Electricity is a lifeline – literally in some cases, like the 246 Texans died during our 02-2021 grid failure. It is vital for our lives and is the bedrock of our economy, education, communications, fuel and water supplies and healthcare.
Absent major overbuild at huge ongoing cost, the non-interconnected isolated Texas electric grid (ERCOT) is a time-bomb risk. Deregulation and avoidance of Federal regulations – as we have with ERCOT being off the national grid – has pros and cons.
Free markets are almost always more efficient, however there is no incentive for producers to overbuild and have excess capacity for unexpected situations such as extreme weather or unexpected disaster.
Interconnecting the Texas grid to the U.S. East and West grids is not a perfect answer, but it does give us capacity to draw from other resources in an emergency and it provides a market to sell into for our producers.
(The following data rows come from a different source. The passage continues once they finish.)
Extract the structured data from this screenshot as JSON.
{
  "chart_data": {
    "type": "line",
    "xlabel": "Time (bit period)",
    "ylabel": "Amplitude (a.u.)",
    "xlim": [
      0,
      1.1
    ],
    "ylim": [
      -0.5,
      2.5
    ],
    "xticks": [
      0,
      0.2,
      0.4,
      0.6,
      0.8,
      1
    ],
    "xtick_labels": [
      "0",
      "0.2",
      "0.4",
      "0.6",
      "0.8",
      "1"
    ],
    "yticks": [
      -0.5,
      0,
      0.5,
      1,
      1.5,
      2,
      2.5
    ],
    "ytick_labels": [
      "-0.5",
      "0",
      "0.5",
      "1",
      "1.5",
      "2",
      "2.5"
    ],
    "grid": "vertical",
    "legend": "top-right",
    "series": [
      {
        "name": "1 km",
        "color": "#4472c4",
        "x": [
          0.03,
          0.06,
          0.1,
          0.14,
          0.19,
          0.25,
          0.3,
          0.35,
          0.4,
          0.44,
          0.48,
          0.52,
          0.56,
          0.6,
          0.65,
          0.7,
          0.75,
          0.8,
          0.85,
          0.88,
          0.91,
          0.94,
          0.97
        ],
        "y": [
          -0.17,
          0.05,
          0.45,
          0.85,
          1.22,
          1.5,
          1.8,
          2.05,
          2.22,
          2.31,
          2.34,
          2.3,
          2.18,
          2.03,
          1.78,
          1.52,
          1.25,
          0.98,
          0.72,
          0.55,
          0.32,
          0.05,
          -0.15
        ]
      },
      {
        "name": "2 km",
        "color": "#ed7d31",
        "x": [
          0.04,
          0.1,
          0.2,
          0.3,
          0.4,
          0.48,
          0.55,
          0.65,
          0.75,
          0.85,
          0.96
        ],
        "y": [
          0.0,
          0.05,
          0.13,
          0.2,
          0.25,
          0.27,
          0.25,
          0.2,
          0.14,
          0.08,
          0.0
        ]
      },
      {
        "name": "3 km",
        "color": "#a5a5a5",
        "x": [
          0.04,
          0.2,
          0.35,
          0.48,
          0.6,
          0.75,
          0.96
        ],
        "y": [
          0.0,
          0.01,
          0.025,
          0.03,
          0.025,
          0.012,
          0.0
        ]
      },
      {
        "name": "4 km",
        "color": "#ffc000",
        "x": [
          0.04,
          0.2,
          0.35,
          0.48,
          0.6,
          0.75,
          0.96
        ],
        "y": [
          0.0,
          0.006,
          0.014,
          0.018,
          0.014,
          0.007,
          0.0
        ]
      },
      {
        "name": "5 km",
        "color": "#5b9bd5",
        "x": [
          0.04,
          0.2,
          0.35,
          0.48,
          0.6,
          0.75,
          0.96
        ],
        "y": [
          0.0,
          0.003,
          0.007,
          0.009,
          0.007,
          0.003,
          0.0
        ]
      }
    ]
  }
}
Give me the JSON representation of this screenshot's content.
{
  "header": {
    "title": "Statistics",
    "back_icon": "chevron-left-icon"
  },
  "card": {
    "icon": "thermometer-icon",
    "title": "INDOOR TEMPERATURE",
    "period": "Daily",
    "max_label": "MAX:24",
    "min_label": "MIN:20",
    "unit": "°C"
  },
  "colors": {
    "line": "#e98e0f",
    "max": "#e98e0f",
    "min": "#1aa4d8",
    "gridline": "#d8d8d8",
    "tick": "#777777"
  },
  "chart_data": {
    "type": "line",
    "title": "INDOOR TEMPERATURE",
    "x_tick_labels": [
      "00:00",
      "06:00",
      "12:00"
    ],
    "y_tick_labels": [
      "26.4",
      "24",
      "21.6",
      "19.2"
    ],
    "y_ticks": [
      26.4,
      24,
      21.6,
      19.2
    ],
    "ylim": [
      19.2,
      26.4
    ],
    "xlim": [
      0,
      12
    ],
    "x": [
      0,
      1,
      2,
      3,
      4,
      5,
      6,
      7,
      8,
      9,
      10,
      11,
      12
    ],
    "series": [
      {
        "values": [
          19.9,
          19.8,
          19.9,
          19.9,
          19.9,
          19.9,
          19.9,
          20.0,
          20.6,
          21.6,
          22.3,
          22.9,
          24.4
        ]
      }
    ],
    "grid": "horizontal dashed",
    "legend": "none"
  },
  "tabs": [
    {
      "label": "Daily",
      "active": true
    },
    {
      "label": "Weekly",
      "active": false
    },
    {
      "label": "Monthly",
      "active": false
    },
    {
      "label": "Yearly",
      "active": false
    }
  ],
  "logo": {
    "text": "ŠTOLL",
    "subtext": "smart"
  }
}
Interconnection for the electrical grid seems a reasonable case of a scale utility question so vital that the benefit of public good may outweigh the burden of the same regulations that all other 47 contiguous U.S. states meet. It may well be to much of a risk in the 21st century not to interconnect our electric grid.
Regardless of which way we go, we will pay the price. What unites us – a full disclosure, full risk assessment and reliable cost effective electrical grid – likely far out weighs our human tendency to over-simplify and be comfortable sticking with the biases we all tend to have.